Como não poderia deixar de ser, a legislação prevê a obrigatoriedade de um administrador da multipropriedade, cuja função é coordenar o uso das frações de tempo, cuidar da manutenção, conservação e limpeza do imóvel, dos equipamentos e mobiliário, providenciar orçamento para substituição ou troca de equipamentos ou móveis, elaborar orçamentos e submetê-los à aprovação dos condôminos, fazer cobranças e pagamentos, dentre outros atos de administração.

Imagine-se, portanto, que a multipropriedade demande a manutenção por determinado período de tempo, impactando diretamente no usufruto da unidade de tempo de um dos multiproprietários.

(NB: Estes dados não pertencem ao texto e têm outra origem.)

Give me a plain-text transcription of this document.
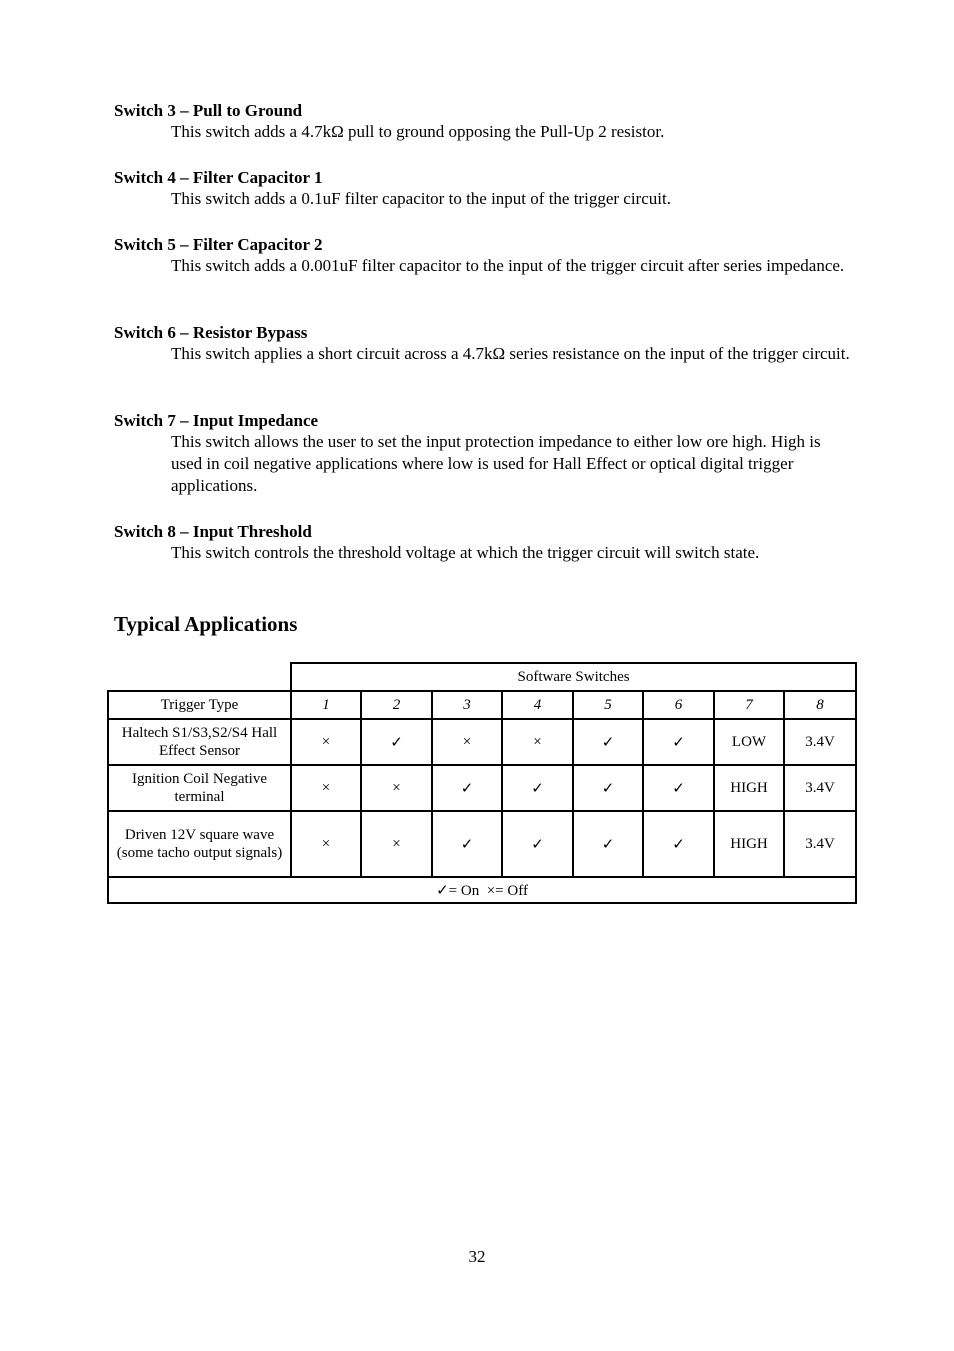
Switch 3 – Pull to Ground

This switch adds a 4.7kΩ pull to ground opposing the Pull-Up 2 resistor.

Switch 4 – Filter Capacitor 1

This switch adds a 0.1uF filter capacitor to the input of the trigger circuit.

Switch 5 – Filter Capacitor 2

This switch adds a 0.001uF filter capacitor to the input of the trigger circuit after series impedance.

Switch 6 – Resistor Bypass

This switch applies a short circuit across a 4.7kΩ series resistance on the input of the trigger circuit.

Switch 7 – Input Impedance

This switch allows the user to set the input protection impedance to either low ore high. High is used in coil negative applications where low is used for Hall Effect or optical digital trigger applications.

Switch 8 – Input Threshold

This switch controls the threshold voltage at which the trigger circuit will switch state.

Typical Applications
	Software Switches							
Trigger Type	1	2	3	4	5	6	7	8
Haltech S1/S3,S2/S4 Hall Effect Sensor	×	✓	×	×	✓	✓	LOW	3.4V
Ignition Coil Negative terminal	×	×	✓	✓	✓	✓	HIGH	3.4V
Driven 12V square wave (some tacho output signals)	×	×	✓	✓	✓	✓	HIGH	3.4V
✓= On  ×= Off								
32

Qual seria a forma de indenização devida a ele pela impossibilidade desta fruição em razão da manutenção?

Muito embora o legislador tenha colocado, no parágrafo 2º, do artigo 1.358-N que, em caso de emergência, reparos podem ser feitos durante a fração de tempo de um dos multiproprietários, inclusive com possibilidade de rateio dos valores entre os condôminos, não é mencionada qualquer reparação ou indenização para aquele multiproprietário, que após um ano de espera, não consegue usufruir do imóvel pela fração de tempo que lhe cabe.

Como se vê, embora a regulamentação da multipropriedade surja como nova forma de investimento, lhe dando maior segurança jurídica, tem-se que, para além da geração de lucro, o verdadeiro investimento decorre do pleno uso do bem imóvel, através de baixo custo de preservação e manutenção, otimizando sue valor de mercado a médio prazo.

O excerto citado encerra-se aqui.